Colegio Bilingue Jorge Volio Jiménez

ALBORES DE LA FOTOGRAFÍA EN COSTA RICA

Guillermo A. Brenes - Tencio*


Desde mediados del siglo XIX, la sociedad occidental conoció oficialmente el invento de la fotografía. Para 1839, el francés Louis Jacques Daguerre había patentado la fotografía conocida como "daguerrotipia". A pesar de las complicaciones del procedimiento, el éxito comercial del daguerrotipo fue inmediato y se extendió rápidamente en el resto del mundo, dominando los siguientes dos decenios. Desde alrededor de la década de 1840, una pléyade de fotógrafos extranjeros recorrió América Central; y Costa Rica, no fue la excepción. En 1846, el daguerrotipista alemán Emil Herbrüger se encontraba en Guatemala. Dos años después, Dabo se hallaba en la aldeana y anodina ciudad de San José, capital de Costa Rica. El mismo Dabo, en diciembre de 1848, aseguraba "…tener un excelente Daguerreotipo que instalará para empesar á retratar…, enseñará á las personas que quieran honrarlo con sus visitas el surtido de placas que… tiene, lo mismo que muchos retratos hechos por él en Nueva York i Belice". Un día del año 1848, don Maurilio Valverde tuvo una experiencia excepcional, casi mágica: "El Padre Cecilio [Presbítero Cecilio Umaña] nos explicó lo que era el retrato y dándonos permiso para podernos retratar, lo cual hicimos con mucho miedo mi señora y yo. Todos se han retratado y las figuras salen de una lata, después de estar parado ó sentado uno al sol un largo rato". El trasfondo del relato de Valverde patentiza la impresión de los habitantes del Valle Central ante la novedad del daguerrotipo. Los que tenían la posibilidad de posar ante la cámara, se veían obligados a mantenerse inmóviles, con la mayor naturalidad, durante períodos de hasta 20 minutos, y a pleno sol. Posiblemente, Dabo fue el gestor de la vivencia de Valverde y su cónyuge.

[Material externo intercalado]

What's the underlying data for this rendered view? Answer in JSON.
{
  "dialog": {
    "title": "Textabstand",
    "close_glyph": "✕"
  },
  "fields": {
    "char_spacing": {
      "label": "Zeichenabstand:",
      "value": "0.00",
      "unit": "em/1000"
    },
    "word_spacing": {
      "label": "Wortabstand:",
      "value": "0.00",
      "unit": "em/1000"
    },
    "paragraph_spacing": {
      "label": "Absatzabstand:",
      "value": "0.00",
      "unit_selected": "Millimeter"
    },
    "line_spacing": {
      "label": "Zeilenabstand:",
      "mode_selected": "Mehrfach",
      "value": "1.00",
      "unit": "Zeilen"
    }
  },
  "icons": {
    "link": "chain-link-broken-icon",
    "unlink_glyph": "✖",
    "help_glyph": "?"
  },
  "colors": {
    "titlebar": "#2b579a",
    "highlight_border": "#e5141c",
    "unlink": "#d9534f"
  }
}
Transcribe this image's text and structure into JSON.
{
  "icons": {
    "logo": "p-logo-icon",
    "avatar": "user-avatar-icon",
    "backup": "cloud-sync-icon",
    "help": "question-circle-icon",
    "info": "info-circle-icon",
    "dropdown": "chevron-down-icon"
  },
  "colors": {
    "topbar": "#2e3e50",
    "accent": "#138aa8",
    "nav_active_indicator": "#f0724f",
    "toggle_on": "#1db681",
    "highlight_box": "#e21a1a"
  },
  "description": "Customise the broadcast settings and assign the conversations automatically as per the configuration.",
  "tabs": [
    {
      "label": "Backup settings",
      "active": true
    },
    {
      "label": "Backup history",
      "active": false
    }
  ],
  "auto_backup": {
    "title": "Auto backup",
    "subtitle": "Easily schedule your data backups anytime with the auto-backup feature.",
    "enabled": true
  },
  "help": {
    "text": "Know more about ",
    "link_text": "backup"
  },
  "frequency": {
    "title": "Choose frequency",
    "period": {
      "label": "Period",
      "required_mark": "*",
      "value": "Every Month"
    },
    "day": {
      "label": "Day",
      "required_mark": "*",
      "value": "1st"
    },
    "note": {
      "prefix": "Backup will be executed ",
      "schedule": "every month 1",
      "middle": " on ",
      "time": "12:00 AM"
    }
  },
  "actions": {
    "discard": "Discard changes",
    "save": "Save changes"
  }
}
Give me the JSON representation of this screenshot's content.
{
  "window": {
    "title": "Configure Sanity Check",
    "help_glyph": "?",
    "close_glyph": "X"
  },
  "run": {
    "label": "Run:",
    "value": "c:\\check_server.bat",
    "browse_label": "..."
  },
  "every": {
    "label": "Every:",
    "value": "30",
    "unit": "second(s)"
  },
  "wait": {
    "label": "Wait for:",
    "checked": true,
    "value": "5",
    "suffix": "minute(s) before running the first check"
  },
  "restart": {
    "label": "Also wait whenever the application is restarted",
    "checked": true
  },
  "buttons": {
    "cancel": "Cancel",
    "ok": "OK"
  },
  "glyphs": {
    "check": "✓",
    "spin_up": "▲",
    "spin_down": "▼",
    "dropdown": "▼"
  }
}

La fotografía en Costa Rica fue una actividad que tomó auge a raíz de los avances que experimentó la ciudad de San José a partir de la segunda mitad de la centuria decimonona. En la década de 1850, se destacan los nombres de los siguientes fotógrafos y retratistas: J. Hobart, William C. Buchanan, Thomas C. Rhodes y Lorenzo Fortino. Se puede afirmar que en ese lapso, el mercado fotográfico del retrato fue privilegio de los citadinos con capacidad económica. Éstos podían guardar sus imágenes en cajas de terciopelo y piel repujada; sortijas; medallones; cartones de passe - partout; entre otros. Tal y como anunció Hobart en La Gaceta del Gobierno de Costa Rica, en junio de 1850: "…los retratos serán de lo más perfecto que puede producirse, i se colocarán según se exija, en sortijas, prendedores ó cajitas…" La divulgación de unos cuantos avisos o comunicados, evidencia el interés por vender equipo fotográfico y promocionar el gusto por la fotografía. Así, en 1853, el viajero alemán Wilhelm Marr informó en La Gaceta del Gobierno de Costa Rica que "…vende un aparato completo de Daguerrotipo, con 150 placas, y los quimicales necesarios…" Y, en agosto de 1857, Buchanan advirtió en Crónica de Costa Rica, que la fotografía era un arte superior,"…no solamente en razón de su duración, sino también por la conveniencia que presentan [los retratos] para ser remitidos á cualquier parte del mundo, dentro de una carta ó de alguna otra manera". En mayo de 1859 Thomas Rhodes en su Galería ubicada en la Calle del Cuño Núm. 12 ofrecía: "…sacar retratos en papel, vidrio, placas de fierro, etc…" En suma, el invento fotográfico fue introducido en Costa Rica por extranjeros, quienes trabajaron en San José en distintos momentos de la segunda mitad del siglo XIX.